Maladie dégénérative d’ordre gynécologique, le cancer des ovaires est l’un des cancers qui se manifestent plus chez la femme. Environ 4 000 nouveaux cas sont détectés chaque année en France, de quoi inquiéter la gent féminine. Heureusement que les dernières découvertes scientifiques relatives à ce cancer permettent d’augmenter les chances de survie des patientes grâce à une prise en charge précoce. Mais d’autres recherches s’imposent pour trouver un bon traitement.

Facteurs de risques et manifestation du cancer des ovaires

Les scientifiques ne parviennent pas à déterminer avec exactitude la cause du cancer des ovaires. Toutefois, leurs recherches effectuées récemment ont permis de se faire une idée des facteurs de risque de cette pathologie. Il en ressort que les tumeurs surviennent après un bouleversement de type hormonal. Cela explique pourquoi les femmes de plus de 50 ans sont plus exposées à ce cancer.

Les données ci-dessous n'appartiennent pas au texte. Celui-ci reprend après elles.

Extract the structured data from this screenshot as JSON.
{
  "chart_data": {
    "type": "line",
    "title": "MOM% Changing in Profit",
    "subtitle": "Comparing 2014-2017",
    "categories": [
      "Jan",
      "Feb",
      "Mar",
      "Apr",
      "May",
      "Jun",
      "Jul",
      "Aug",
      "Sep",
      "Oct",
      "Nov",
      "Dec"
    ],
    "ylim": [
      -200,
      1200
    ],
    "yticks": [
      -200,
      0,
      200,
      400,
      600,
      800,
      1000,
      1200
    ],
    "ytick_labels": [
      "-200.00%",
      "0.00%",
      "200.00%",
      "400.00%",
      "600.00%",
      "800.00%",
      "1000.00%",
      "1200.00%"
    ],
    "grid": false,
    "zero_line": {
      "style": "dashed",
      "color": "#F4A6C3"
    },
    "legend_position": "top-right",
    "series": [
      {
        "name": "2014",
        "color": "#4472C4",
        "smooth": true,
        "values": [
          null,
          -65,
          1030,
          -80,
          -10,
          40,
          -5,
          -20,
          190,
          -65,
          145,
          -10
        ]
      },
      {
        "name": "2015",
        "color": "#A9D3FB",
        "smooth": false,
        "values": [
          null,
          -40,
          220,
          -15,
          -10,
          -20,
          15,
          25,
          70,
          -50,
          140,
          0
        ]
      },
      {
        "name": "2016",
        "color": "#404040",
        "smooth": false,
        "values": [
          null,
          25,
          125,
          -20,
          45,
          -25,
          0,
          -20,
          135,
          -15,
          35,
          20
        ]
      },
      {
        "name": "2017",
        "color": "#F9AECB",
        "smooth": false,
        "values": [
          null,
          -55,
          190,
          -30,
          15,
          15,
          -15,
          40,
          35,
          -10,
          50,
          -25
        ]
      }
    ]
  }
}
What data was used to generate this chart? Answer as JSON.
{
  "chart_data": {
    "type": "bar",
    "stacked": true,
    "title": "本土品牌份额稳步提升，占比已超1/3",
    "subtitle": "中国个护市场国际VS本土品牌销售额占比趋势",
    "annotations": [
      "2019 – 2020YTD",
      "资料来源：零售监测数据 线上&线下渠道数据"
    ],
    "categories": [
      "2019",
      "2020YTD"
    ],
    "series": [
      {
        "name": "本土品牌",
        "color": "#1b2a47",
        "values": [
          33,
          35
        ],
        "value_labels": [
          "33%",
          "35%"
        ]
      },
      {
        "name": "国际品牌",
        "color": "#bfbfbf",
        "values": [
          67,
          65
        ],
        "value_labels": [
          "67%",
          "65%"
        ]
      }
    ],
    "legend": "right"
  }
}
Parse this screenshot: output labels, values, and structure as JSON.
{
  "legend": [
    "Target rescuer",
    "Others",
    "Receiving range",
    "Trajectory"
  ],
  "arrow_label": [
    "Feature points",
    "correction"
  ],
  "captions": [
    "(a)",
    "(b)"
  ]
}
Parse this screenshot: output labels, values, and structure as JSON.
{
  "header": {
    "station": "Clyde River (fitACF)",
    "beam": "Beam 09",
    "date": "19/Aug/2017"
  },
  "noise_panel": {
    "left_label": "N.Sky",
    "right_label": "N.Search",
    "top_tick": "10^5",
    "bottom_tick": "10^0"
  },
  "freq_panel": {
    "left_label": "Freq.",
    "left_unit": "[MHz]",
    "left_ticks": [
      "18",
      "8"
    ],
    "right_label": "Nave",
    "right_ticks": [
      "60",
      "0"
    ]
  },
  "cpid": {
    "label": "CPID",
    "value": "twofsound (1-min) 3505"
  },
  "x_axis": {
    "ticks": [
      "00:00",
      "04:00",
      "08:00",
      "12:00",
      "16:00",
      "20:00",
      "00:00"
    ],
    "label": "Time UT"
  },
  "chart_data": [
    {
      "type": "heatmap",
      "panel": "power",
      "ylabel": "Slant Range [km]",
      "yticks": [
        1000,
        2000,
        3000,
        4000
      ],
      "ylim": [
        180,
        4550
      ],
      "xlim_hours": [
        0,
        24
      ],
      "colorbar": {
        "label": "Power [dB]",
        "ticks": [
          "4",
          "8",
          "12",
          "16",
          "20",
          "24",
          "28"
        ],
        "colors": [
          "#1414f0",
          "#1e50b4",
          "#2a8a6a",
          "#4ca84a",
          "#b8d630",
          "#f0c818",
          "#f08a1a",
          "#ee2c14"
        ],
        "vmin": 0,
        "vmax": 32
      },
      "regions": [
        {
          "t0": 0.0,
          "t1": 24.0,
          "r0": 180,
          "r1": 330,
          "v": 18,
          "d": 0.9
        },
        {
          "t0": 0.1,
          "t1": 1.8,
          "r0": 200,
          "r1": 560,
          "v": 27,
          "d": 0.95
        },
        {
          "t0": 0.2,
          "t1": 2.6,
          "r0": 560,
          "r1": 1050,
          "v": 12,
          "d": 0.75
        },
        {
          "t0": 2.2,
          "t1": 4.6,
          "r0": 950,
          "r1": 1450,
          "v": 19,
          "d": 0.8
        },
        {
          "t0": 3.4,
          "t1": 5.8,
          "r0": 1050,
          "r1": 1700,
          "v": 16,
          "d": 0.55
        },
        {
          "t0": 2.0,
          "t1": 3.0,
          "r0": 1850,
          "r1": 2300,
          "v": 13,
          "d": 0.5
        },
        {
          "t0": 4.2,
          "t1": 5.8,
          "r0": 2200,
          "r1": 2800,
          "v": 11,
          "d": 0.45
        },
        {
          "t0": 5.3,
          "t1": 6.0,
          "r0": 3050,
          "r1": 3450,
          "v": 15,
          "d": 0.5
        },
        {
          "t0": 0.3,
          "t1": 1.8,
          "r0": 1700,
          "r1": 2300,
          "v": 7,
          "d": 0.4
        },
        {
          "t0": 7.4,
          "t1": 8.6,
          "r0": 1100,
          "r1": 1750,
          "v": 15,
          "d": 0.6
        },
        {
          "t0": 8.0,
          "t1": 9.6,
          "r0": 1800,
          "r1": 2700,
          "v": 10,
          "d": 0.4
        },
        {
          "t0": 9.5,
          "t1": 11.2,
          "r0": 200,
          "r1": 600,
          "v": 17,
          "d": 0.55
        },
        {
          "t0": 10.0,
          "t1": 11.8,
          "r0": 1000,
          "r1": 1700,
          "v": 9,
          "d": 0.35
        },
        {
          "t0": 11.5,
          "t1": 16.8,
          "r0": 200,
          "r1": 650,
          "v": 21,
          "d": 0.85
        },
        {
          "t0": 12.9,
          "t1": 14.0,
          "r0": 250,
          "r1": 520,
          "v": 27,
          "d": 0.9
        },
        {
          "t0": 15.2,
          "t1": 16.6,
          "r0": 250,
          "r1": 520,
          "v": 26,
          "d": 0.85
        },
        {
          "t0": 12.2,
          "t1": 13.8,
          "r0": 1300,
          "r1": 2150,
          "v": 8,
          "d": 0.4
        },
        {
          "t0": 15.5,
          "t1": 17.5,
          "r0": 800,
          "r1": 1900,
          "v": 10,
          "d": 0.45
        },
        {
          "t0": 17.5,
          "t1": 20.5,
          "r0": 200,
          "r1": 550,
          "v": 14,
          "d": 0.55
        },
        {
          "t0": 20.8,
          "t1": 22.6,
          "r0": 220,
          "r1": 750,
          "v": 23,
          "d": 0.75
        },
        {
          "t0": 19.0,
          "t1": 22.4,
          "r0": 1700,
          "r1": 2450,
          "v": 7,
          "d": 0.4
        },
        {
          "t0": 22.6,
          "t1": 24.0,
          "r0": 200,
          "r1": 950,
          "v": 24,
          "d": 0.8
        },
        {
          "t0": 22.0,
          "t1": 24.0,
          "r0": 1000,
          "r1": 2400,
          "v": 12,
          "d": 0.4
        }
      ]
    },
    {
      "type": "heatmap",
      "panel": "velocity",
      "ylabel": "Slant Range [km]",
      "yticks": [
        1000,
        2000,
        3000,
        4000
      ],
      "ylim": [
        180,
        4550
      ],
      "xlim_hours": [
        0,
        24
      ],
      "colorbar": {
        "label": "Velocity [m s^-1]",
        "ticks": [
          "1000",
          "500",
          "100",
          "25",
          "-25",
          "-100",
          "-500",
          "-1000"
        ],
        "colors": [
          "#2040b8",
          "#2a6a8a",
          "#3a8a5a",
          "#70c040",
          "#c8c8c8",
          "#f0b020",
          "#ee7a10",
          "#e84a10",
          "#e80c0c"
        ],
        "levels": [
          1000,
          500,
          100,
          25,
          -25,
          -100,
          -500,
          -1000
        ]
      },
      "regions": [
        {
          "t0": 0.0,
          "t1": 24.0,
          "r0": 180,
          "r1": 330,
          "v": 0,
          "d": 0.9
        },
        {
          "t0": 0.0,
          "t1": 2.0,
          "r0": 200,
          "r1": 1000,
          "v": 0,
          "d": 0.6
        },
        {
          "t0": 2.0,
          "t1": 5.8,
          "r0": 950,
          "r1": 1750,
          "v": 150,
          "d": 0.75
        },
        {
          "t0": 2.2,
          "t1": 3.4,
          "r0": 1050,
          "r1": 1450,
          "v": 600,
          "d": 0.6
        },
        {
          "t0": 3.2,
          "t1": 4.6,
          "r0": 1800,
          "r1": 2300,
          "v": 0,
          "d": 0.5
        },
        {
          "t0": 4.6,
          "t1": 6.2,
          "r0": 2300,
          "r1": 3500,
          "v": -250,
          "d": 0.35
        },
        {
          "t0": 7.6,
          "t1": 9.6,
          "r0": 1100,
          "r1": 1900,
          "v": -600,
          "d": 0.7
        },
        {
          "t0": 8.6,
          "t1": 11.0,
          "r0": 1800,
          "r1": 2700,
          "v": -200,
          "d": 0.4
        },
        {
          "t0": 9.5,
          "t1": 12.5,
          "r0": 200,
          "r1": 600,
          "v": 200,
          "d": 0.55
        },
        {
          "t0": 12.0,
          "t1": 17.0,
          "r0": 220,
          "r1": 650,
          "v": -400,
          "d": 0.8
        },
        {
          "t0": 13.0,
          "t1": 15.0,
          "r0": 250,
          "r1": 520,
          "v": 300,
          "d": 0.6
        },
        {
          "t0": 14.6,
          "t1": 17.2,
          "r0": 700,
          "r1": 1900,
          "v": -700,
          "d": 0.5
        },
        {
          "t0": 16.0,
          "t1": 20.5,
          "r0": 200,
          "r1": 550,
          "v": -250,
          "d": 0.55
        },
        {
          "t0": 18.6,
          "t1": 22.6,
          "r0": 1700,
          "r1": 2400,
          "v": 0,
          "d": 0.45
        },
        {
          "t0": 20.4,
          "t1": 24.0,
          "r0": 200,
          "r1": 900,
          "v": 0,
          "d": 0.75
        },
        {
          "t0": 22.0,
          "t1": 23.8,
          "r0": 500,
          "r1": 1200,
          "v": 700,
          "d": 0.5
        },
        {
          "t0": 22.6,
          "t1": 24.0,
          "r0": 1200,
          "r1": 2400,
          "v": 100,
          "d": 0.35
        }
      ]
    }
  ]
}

Aucun signe particulier n’est visible lorsque la maladie est au premier stade. Une sensation d’inconfort dans le ventre ou dans la région pelvienne est ressentie par la patiente, les cellules cancéreuses étant en pleine propagation. Elles finissent par atteindre les ganglions lymphatiques et s’attaquent aux tissus environnants. À l’extérieur, cette situation se traduit par un gonflement du ventre de la malade qui ressent également des douleurs. Une perte de poids rapide est constatée quand le cancer se métastase, ce qui entraine une dégradation progressive de l’état de la patiente jusqu’à ce qu’elle décède.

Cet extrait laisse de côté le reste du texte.